We outlined five objectives of our ultrasonic investigations and believe that the final reports accomplish those objectives listed below:
1. Accurately assess the current condition of the system in terms of remaining wall thickness, wall loss, corrosion rate, and estimated remaining service life.
2. Identify any system weakness, and immediate and near term threats of leak or failure.
3. Document specific findings and observations contributing to such abnormally higher corrosion activity.
4. Offer recommendations toward a workable, safe, and effective solution to the problem, if possible, and depending upon the remaining condition of the pipe.
5. Establish whether current planning to correct corroded piping conditions, such as might be planned through chemical cleaning, can be safely carried out.

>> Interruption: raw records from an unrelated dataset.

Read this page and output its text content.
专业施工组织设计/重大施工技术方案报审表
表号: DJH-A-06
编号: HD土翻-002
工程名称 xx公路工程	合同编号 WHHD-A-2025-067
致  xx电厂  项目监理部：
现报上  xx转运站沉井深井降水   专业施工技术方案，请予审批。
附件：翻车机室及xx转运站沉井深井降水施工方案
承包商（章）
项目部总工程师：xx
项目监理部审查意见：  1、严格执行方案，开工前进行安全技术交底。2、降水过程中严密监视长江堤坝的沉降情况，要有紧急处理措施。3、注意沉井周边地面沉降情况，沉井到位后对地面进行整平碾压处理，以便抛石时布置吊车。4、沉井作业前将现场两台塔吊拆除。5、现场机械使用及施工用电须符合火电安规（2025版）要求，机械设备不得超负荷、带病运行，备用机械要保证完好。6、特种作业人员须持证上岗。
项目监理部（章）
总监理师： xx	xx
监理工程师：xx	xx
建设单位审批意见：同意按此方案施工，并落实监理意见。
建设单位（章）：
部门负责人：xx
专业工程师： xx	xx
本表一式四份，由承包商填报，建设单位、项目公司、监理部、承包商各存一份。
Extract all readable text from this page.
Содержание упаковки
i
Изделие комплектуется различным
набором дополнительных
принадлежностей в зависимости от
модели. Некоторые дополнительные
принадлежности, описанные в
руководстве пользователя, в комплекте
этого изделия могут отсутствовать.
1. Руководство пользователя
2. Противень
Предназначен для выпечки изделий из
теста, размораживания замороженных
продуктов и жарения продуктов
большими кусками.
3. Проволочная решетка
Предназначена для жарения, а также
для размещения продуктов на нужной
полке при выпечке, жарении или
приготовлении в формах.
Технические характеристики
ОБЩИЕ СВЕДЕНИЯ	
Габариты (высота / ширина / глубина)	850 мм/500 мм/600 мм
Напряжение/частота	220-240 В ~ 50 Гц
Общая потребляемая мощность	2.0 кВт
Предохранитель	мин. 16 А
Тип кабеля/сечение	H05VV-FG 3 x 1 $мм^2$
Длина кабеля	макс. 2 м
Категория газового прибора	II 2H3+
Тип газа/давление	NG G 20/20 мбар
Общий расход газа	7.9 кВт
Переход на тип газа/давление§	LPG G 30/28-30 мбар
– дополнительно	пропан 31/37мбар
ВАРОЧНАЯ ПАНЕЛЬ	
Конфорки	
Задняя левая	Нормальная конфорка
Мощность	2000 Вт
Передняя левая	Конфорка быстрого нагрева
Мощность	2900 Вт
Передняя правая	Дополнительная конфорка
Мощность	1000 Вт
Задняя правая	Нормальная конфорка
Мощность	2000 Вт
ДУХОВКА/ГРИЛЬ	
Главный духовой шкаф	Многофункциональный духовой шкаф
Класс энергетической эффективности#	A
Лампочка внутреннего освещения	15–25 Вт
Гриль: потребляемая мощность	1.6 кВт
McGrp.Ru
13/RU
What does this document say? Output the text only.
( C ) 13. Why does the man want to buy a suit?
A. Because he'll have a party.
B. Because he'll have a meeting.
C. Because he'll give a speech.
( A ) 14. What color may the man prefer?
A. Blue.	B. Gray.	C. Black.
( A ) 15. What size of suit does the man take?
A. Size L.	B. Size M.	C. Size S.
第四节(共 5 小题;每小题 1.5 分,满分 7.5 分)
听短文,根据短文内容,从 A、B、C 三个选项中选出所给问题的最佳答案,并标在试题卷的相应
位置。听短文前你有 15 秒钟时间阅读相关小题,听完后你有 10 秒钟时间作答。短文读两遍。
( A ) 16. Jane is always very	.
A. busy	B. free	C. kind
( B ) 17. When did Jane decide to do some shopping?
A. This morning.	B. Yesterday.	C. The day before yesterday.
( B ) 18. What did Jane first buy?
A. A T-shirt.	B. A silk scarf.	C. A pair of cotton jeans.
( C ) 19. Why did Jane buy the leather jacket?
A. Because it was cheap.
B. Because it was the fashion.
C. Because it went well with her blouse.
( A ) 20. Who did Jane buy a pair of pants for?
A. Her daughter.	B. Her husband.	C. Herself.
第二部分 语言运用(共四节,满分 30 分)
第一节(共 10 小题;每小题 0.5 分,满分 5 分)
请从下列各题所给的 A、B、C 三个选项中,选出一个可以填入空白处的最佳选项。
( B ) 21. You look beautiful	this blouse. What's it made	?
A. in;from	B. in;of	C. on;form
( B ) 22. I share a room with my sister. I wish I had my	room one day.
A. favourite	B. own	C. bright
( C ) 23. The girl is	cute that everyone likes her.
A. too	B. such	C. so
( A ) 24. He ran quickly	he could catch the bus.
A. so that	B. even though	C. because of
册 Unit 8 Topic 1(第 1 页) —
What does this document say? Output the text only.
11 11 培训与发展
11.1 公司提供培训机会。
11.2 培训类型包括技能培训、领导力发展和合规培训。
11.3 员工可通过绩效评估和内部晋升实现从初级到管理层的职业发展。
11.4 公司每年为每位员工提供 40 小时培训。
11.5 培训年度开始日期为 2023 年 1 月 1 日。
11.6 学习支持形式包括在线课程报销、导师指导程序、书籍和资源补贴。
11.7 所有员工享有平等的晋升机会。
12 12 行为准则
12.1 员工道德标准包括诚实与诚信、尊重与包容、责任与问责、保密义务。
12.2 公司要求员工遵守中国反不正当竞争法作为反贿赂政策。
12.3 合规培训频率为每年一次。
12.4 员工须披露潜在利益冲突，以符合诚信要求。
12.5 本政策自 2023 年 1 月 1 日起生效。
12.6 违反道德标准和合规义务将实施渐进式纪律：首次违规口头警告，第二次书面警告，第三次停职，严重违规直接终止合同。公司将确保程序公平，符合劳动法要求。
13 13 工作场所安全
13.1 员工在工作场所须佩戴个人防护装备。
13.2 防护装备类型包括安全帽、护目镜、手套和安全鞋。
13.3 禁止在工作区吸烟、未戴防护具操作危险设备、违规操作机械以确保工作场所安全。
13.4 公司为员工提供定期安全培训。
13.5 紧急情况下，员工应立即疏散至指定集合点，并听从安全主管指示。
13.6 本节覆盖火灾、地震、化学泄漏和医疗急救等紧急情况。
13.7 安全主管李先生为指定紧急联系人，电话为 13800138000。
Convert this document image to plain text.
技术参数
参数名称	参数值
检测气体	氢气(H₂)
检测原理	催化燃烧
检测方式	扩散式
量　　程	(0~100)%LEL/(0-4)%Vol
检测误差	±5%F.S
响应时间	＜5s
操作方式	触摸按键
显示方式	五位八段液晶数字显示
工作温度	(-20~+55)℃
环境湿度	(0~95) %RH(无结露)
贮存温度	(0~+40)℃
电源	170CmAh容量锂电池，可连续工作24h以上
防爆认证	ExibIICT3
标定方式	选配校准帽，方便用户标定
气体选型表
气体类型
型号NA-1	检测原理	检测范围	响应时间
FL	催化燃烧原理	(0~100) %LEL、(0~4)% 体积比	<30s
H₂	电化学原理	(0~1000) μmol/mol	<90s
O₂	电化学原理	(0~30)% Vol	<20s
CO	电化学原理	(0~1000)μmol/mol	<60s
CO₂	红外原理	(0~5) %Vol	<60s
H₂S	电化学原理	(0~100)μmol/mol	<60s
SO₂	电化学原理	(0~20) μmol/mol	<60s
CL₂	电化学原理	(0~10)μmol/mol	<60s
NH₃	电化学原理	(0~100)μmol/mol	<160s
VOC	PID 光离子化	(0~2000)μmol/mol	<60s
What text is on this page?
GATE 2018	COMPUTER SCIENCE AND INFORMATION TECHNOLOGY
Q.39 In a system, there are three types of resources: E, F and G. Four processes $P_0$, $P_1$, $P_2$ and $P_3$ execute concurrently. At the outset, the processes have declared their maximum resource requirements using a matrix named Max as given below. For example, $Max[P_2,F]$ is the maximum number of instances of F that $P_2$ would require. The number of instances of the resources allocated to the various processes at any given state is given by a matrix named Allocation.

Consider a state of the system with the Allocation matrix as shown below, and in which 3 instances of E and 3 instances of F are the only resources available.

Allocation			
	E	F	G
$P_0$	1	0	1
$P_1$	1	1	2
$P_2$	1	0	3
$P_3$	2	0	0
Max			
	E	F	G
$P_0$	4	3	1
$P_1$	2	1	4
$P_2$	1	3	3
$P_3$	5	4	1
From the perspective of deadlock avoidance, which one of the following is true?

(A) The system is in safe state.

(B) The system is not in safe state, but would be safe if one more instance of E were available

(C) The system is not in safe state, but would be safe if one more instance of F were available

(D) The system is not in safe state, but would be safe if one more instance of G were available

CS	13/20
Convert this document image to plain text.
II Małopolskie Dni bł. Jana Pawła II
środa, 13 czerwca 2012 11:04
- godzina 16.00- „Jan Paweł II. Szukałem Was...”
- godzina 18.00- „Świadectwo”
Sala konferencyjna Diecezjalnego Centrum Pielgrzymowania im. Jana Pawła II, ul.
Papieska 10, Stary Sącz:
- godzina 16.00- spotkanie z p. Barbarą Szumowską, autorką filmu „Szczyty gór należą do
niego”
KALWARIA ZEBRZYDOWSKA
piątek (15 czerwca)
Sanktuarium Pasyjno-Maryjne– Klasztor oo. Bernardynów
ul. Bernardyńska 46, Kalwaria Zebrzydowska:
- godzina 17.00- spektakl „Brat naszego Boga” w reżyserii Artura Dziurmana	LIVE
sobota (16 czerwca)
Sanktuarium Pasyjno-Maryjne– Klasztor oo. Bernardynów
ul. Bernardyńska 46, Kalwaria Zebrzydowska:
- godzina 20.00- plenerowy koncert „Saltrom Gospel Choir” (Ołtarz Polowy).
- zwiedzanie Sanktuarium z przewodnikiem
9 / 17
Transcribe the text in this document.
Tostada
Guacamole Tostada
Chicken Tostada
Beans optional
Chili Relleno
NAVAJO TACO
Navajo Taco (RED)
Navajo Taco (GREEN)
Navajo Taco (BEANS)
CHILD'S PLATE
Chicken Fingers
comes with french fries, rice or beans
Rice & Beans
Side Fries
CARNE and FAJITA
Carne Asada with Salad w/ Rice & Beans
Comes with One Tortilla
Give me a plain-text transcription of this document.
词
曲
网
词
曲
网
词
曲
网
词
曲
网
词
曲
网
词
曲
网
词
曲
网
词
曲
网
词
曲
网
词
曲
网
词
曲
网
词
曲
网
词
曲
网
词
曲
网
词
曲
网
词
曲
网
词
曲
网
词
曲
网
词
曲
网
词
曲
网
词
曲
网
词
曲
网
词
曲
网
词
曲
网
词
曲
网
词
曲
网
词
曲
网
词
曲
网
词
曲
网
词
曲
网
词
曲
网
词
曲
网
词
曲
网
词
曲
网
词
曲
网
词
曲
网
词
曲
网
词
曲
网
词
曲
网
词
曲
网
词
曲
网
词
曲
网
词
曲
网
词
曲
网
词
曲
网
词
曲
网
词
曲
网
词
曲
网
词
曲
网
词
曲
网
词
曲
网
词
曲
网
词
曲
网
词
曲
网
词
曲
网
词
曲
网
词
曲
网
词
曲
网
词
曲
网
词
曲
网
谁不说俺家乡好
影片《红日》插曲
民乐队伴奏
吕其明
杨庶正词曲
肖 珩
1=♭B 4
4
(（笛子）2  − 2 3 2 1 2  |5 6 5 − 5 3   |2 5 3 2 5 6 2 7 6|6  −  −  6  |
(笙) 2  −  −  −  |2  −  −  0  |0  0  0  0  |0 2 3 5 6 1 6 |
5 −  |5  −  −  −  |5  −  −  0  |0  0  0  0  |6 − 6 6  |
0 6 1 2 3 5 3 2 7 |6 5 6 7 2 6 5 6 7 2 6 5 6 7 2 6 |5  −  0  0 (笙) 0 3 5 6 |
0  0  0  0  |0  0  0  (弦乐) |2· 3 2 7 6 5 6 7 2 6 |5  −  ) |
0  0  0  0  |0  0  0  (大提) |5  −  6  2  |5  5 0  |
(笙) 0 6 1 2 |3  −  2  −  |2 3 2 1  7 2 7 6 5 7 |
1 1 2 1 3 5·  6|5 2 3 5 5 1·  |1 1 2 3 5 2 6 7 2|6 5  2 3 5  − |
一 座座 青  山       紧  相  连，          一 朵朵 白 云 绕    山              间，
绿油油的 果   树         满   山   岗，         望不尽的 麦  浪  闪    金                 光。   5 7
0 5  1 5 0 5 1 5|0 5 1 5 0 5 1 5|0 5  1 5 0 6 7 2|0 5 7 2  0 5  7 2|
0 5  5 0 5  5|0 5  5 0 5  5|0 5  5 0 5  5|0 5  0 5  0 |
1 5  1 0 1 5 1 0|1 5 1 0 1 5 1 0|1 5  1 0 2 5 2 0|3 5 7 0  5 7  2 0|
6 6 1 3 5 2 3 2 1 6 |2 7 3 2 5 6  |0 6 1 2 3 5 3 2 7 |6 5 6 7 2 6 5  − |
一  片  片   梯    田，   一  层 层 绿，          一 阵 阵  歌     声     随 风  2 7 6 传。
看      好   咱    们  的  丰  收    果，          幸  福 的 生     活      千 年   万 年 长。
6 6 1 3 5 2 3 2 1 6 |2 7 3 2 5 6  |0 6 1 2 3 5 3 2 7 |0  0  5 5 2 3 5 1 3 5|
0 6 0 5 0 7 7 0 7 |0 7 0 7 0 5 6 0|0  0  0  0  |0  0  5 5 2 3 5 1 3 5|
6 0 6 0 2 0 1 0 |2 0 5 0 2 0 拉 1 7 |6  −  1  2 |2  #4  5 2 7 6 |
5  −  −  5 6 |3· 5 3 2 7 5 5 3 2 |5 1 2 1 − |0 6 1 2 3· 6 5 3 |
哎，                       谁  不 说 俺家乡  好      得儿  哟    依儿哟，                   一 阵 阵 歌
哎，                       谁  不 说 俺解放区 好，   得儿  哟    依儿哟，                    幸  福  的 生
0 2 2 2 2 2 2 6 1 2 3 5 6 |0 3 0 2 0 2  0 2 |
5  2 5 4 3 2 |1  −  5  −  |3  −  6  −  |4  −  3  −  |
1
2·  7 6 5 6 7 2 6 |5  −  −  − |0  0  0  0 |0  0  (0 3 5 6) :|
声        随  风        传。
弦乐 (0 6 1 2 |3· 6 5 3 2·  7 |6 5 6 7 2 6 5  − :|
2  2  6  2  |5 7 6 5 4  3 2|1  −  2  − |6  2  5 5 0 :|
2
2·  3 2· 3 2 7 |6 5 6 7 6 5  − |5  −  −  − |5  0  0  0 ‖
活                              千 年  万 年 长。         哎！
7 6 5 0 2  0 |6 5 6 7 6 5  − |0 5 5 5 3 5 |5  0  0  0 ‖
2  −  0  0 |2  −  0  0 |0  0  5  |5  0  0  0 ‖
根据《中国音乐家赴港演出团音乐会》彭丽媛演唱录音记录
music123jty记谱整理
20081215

Ultrasonic pipe testing can provide irrefutable evidence of a suspected corrosion problem, or document that a piping system has fulfilled its normal service life and is in need of replacement. At the high costs associated with any capitol piping replacement, an ultrasound report will provide the hard documentation necessary to move the project both forward, as well as in the right direction. Similarly, it can save money by confirming that suspected bad pipe is still suitable for decades of additional use, or limit repairs to specific areas. For a building acquisition, ultrasound will show the true condition of all piping systems; exposing issues which will never be found in a handbook of service life estimates.
Where no problems exist, ultrasound will provide greater security, and most importantly, establish a solid baseline from which future and even more accurate and reliable estimates of corrosion rate and remaining pipe life can be made.